Abdul Mahdi termed the strike a "flagrant violation of the conditions authorising the presence of US troops" on Iraqi soil, adding that it could cause a "devastating war".

Qais al-Khazali, commander of one of the Hashd al-Shaabi constitutent militias, earlier suggested the strike could spell an end to the US military presence in Iraq.

"The price for the blood for the martyred commander Abu Mahdi al-Muhandis is the complete end to American military presence in Iraq," said Khazali, chief of the Asaib Ahl al-Haq (League of the Righteous) militia, urging his fighters to be on "high alert" for battle.

Hashd al-Shaabi, or the Popular Mobilisation Forces, is a network of mostly Shia armed factions, many of whom have close ties to Tehran.

The combined forces have been officially incorporated into Iraq's state security apparatus and were a key actor in the country's fight against the Islamic State extremist group. 

However, Hashd al-Shaabi and its constitutent militias have been accused of war crimes motivated by sectarianism, including the targeting abduction and killing of Sunni Muslim civilians. 

Seen as Iran's main arm of control in Iraq, where Tehran exhibits extensive control over politics and security, the Iran-backed militias have also been accused of leading the crackdown on the mass protest movement that erupted in early October. 

The killing of both Soleimani and Muhandis threatens further turmoil for an Iraq already beset by political crisis.

The pair will be buried on Saturday, when Iraq's parliament is expected to meet for an emergency meeting to discuss the strike.

Soleimani's killing has sparked fears of war not only from Iraq's outgoing prime minister but also from people around the world. "World War 3" became a global trend on Twitter on Saturday, with Google searches for the phrase also spiking.

In Iran, Supreme Leader Ayatollah Ali Khamenei announced three days of national mourning, while also pledging "severe revenge" against the US.
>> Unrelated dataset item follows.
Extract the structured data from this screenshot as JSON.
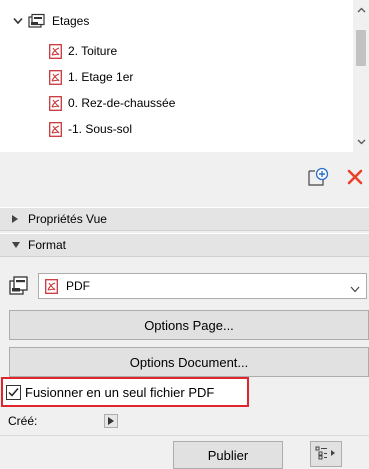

In Lebanon, the Iran-backed Hezbollah militant group promised to continue in Soleimani's path.

Avenging his death, leader Hassan Nasrallah said in a statement, will be the "task of all resistance fighters worldwide".

In Iraq's Tahrir Square, however, there were celebrations as protesters heard of the killing of Iran's pointman in Baghdad.

In the epicentre of the protest movement that has condemned the Iraqi government as corrupt and beholden to Tehran, demonstrators chanted: "Oh Qasem Soleimani, this is a divine victory."

The strike on Baghdad came amid rising tensions with Washington after a New Year's Eve attack by Hashd al-Shaabi supporters on the US Embassy in Baghdad, prompting Trump to order about 750 US soldiers deployed to the Middle East.

The two-day embassy siege, which ended Wednesday, was triggered by US airstrikes on Sunday that killed 25 fighters from Kataib Hezbollah, another Iran-backed Iraqi militia and key component of Hashd al-Shaabi. The deadly strikes came in retaliation against the killing of an American contractor in a rocket attack on an Iraqi military base last week.